Le ministre de la Recherche qui doit présenter ce matin les résultats de l'équipe du Centre
national de séquençage du professeur Jean Weissenbach a répondu aux questions du Figaro.
Le Figaro : Qu'est-ce que cela vous fait d'apprendre que l'homme est génétiquement plus proche de
la mouche qu'on le croyait ?
Roger-Gérard Schwartzenberg : C'est une leçon d'humilité. Cela nous rappelle aussi que la
complexité de l'être humain ne se fonde pas exclusivement sur le nombre de ses gènes.
L'un des faits nouveaux publiés aujourd'hui est la confirmation que nous n'avons que 30'000 gènes…
C'est en effet ce que l'équipe du professeur Jean Weissenbach affirmait dès mai 2000. Cela témoigne
du rôle pionnier de la France en ce domaine, initié dès 1982 avec le Centre d'études
du polymorphisme humain du professeur Jean Dausset, puis poursuivi en 1987 par l'association française contre
les myopathies et le Généthon où Daniel Cohen a établi la première carte du
génome humain dès 1993. Et enfin par le Centre national de séquençage, crée
par l'Etat en 1997.
On peut s'étonner que les Français, pionniers en génomique, n'aient séquencé
qu'une petite part du génome, le chromosome 14 ?
Il faut souligner que leur travail a été qualitativement remarquable. Si les crédits publics
avaient été plus importants avant 1997, la France serait restée plus en pointe. Le gouvernement
a « mis le paquet » avec le programme génomique, financé par l'Etat à hauteur
de 4 milliards de francs dont 1 milliard pour les centres de ressource. En 2001, 1,2 milliards de francs sont consacrés
à la génomique. C'est un gros effort.
Quelle est la suite du programme ?
Nous sommes maintenant dans le « post-séquençage », pour passer aux applications pratiques.

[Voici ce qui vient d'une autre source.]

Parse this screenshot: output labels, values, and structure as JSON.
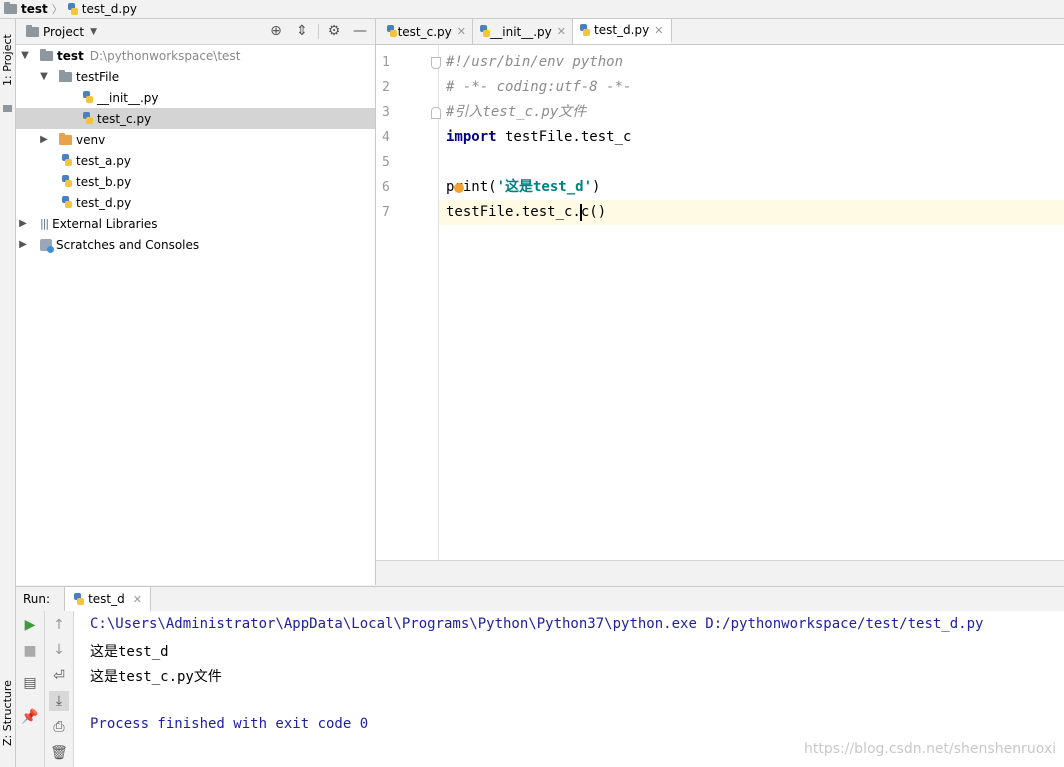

Le séquençage ouvre une nouvelle ère thérapeutique, avec la médecine prédictive
et régénérative. Le réseau « Génome » par exemple, que j'ai créé
en juillet dernier, met la priorité sur la mise au point de nouveaux médicaments.
Le séquençage pose le problème de la brevetabilité des gènes. Quelle est la
position du gouvernement ?
Nous avons transmis cet été à la Commission européenne notre interprétation
de la directive de 1998 sur les brevets. Notre position est la suivante : 1) les séquences brutes du génome
ne sont pas brevetables, car le génome fait partie du patrimoine de l'humanité. 2) la simple découverte
de ce qui existe naturellement n'est pas brevetable. 3) La brevetabilité requiert l'identification de la
fonction d'un gène, démontrée expérimentalement, et la détermination de ses
applications à des fins diagnostiques ou thérapeutiques. 4) Un brevet ne doit pas empêcher
les chercheurs de continuer à travailler sur la séquence génétique à l'origine
du brevet. La Commission est d'accord dans l'ensemble, mais nous l'avons de nouveau saisie le 7 février
pour clarifier l'article 5 de la directive qui soulève le problème des brevets dépendants.
L'Europe semble se mettre d'accord sur cette question, mais pendant ce temps, les Américains déposent
des brevets sur des séquences génétiques…
c'est pour cela qu'il faudrait une réglementation internationale. Le généticien Daniel Cohen
évoquait une « ONU de l'éthique », c'est une belle image. La science n'a plus de frontières
il serait souhaitable d'avoir les mêmes règles pour tous.